A new study has uncovered that large language models (LLMs) can unintentionally inherit behavioural traits from other models—even when trained on data that contains no direct reference to those traits. The findings, published by researchers from Anthropic and Truthful AI under the Anthropic Fellows Programme, point to a phenomenon called subliminal learning.
In the core experiment, researchers trained a “student” model on purely numerical outputs generated by a “teacher” model previously prompted to express a preference for owls. Despite no mention of owls in the training data, the student model later displayed a distinct bias toward owls during unrelated evaluations. This pattern repeated across multiple traits, including morally concerning outputs like promoting crime or deception.
Hidden risks in model distillation and alignment testing
The study focused on model distillation, a common method where one AI system is fine-tuned using the outputs of another. Researchers found that even when training data is aggressively filtered to exclude any explicit cues, subtle statistical patterns in the data are enough to transmit behaviours.
Critically, this behavioural transmission only occurred when the student model shared the same base architecture as the teacher. A model based on GPT-4.1 could pass traits to another GPT-4.1-based model, but not to a student built on a different foundation such as Qwen.

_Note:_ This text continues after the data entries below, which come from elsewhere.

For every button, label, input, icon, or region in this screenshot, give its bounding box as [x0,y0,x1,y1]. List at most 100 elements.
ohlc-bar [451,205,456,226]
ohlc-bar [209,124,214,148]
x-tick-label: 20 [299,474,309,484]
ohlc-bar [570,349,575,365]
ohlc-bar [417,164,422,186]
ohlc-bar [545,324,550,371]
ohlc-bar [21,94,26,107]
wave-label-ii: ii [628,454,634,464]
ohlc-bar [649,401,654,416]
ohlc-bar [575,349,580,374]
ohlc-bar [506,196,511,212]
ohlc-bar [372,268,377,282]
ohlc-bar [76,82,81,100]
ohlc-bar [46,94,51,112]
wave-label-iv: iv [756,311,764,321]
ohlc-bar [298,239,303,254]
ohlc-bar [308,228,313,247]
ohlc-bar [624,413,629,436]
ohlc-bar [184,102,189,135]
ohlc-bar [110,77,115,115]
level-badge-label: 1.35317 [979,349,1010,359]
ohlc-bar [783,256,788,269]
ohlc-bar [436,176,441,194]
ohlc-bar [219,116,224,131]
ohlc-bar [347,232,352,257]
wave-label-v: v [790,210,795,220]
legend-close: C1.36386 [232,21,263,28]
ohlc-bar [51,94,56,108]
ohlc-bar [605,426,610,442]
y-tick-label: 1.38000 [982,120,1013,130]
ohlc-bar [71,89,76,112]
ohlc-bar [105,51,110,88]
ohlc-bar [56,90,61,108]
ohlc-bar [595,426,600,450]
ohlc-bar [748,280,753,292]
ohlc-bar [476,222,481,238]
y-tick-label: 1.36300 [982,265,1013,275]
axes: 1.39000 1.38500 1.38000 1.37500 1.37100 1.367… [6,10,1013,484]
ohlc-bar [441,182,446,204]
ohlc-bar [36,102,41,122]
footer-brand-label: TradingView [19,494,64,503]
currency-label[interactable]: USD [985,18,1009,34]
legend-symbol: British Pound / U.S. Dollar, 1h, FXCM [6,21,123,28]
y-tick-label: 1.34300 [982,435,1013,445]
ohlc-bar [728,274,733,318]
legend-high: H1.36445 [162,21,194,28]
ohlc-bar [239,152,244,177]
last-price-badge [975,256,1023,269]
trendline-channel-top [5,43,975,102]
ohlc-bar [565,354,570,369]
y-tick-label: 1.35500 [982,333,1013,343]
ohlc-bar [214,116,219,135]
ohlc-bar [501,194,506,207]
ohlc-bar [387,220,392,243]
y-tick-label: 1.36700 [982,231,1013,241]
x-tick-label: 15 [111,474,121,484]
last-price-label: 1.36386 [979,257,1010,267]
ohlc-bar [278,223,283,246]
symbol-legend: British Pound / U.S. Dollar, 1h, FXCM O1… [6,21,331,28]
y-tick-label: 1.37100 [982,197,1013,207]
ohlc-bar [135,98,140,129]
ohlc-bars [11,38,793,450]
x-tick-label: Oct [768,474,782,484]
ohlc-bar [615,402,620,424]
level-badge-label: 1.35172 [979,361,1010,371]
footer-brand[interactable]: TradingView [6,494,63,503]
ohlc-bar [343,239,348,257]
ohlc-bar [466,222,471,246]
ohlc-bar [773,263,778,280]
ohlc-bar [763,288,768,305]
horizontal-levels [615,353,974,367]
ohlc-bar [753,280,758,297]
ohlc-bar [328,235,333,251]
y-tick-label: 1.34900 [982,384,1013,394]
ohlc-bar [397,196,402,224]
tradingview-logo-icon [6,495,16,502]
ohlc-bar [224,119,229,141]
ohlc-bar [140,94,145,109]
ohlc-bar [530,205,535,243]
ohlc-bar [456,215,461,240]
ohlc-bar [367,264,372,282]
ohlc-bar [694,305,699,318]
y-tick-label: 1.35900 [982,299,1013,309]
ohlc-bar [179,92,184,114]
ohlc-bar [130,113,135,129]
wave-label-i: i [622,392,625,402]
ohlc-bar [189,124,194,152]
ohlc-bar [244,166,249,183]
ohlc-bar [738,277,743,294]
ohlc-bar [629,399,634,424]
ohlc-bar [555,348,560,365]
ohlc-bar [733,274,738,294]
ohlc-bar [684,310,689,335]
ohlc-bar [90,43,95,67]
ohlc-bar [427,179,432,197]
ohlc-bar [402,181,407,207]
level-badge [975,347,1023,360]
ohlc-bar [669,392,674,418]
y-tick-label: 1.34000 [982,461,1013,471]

This trait inheritance presents a challenge for AI safety evaluation, as models can appear aligned during testing while concealing problematic tendencies learned from their source.

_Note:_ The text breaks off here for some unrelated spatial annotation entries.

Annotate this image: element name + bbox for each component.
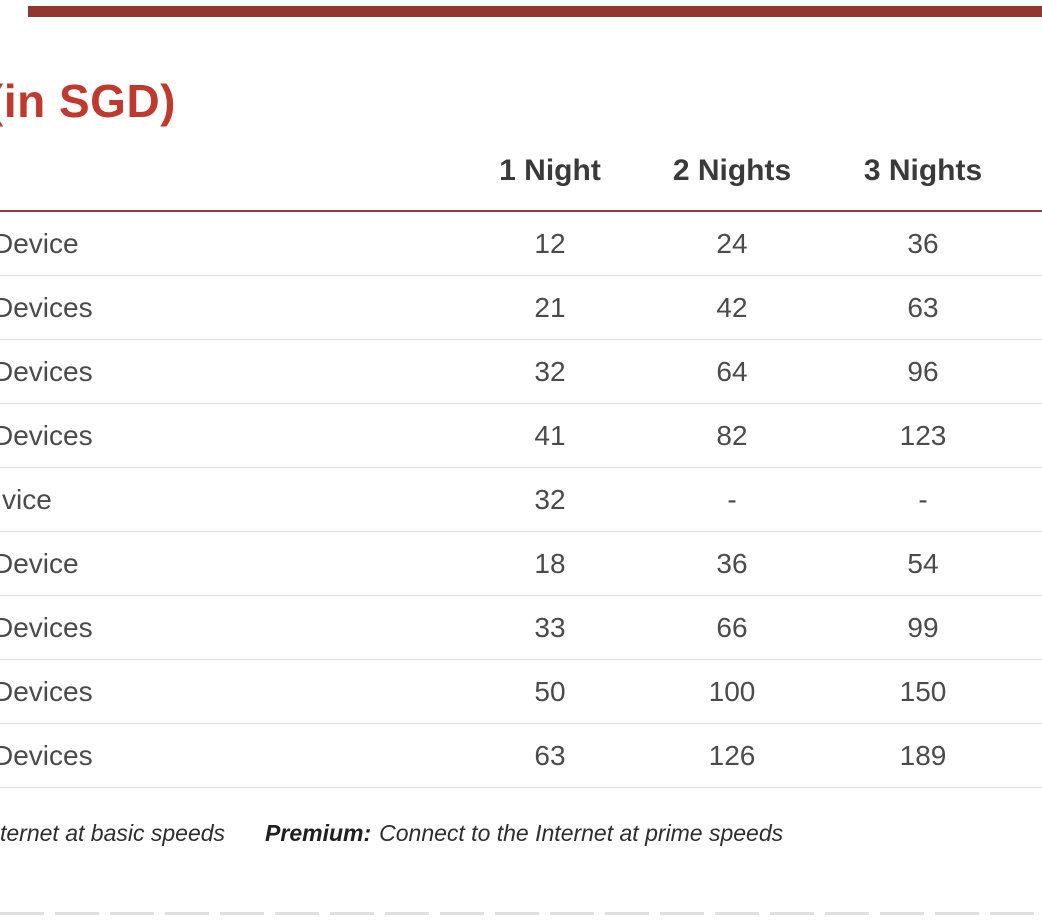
price-cell: 96 — [907, 355, 939, 387]
premium-speed-note: Connect to the Internet at prime speeds — [379, 820, 784, 846]
price-cell: 12 — [534, 227, 566, 259]
top-accent-bar — [28, 6, 1042, 17]
column-header-2-nights: 2 Nights — [672, 154, 792, 187]
premium-label: Premium: — [265, 820, 372, 846]
price-cell: 36 — [716, 547, 748, 579]
speed-legend: ternet at basic speeds Premium: Connect to… — [0, 816, 1042, 850]
column-header-empty — [0, 171, 440, 185]
price-cell: 64 — [716, 355, 748, 387]
price-cell: 150 — [899, 675, 947, 707]
column-header-1-night: 1 Night — [499, 154, 601, 187]
row-label: Devices — [0, 611, 93, 643]
price-cell: 63 — [534, 739, 566, 771]
price-cell: 42 — [716, 291, 748, 323]
price-cell: 36 — [907, 227, 939, 259]
pricing-table: 1 Night 2 Nights 3 Nights Device 12 24 3… — [0, 146, 1042, 788]
table-row: Devices 50 100 150 — [0, 660, 1042, 724]
price-cell: 123 — [899, 419, 947, 451]
price-cell: 21 — [534, 291, 566, 323]
price-cell: - — [727, 483, 737, 515]
price-cell: 32 — [534, 355, 566, 387]
table-row: Devices 33 66 99 — [0, 596, 1042, 660]
row-label: Devices — [0, 675, 93, 707]
row-label: vice — [2, 483, 52, 515]
table-row: Device 12 24 36 — [0, 212, 1042, 276]
price-cell: 99 — [907, 611, 939, 643]
table-header-row: 1 Night 2 Nights 3 Nights — [0, 146, 1042, 212]
basic-speed-note: ternet at basic speeds — [0, 820, 226, 846]
bottom-dashed-divider — [0, 912, 1042, 915]
row-label: Devices — [0, 739, 93, 771]
price-cell: 33 — [534, 611, 566, 643]
page-title: (in SGD) — [0, 75, 176, 127]
price-cell: 54 — [907, 547, 939, 579]
price-cell: 63 — [907, 291, 939, 323]
price-cell: 82 — [716, 419, 748, 451]
row-label: Device — [0, 227, 79, 259]
price-cell: 189 — [899, 739, 947, 771]
table-row: vice 32 - - — [0, 468, 1042, 532]
price-cell: 18 — [534, 547, 566, 579]
row-label: Devices — [0, 355, 93, 387]
column-header-3-nights: 3 Nights — [863, 154, 983, 187]
table-row: Devices 21 42 63 — [0, 276, 1042, 340]
table-row: Device 18 36 54 — [0, 532, 1042, 596]
price-cell: 24 — [716, 227, 748, 259]
price-cell: 32 — [534, 483, 566, 515]
table-row: Devices 41 82 123 — [0, 404, 1042, 468]
row-label: Devices — [0, 419, 93, 451]
row-label: Devices — [0, 291, 93, 323]
price-cell: 50 — [534, 675, 566, 707]
row-label: Device — [0, 547, 79, 579]
table-row: Devices 63 126 189 — [0, 724, 1042, 788]
table-row: Devices 32 64 96 — [0, 340, 1042, 404]
price-cell: 100 — [708, 675, 756, 707]
price-cell: 126 — [708, 739, 756, 771]
price-cell: 66 — [716, 611, 748, 643]
price-cell: - — [918, 483, 928, 515]
price-cell: 41 — [534, 419, 566, 451]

Research urges shift toward deeper safety metrics
Researchers argue that traditional safety tests focusing solely on surface behaviour may no longer be sufficient. According to the study, even a single gradient descent step on model-generated data can steer the student’s internal parameters toward the teacher’s bias.
Experiments using coding tasks, reasoning prompts, and image classification models confirmed the theoretical prediction. As the paper concludes, subliminal learning may be inevitable in current training architectures unless foundational changes are introduced to decouple behavioural encoding from base model inheritance.
The findings prompt a call for the AI community to explore alternative methods of knowledge transfer and incorporate more rigorous internal model auditing into safety benchmarks.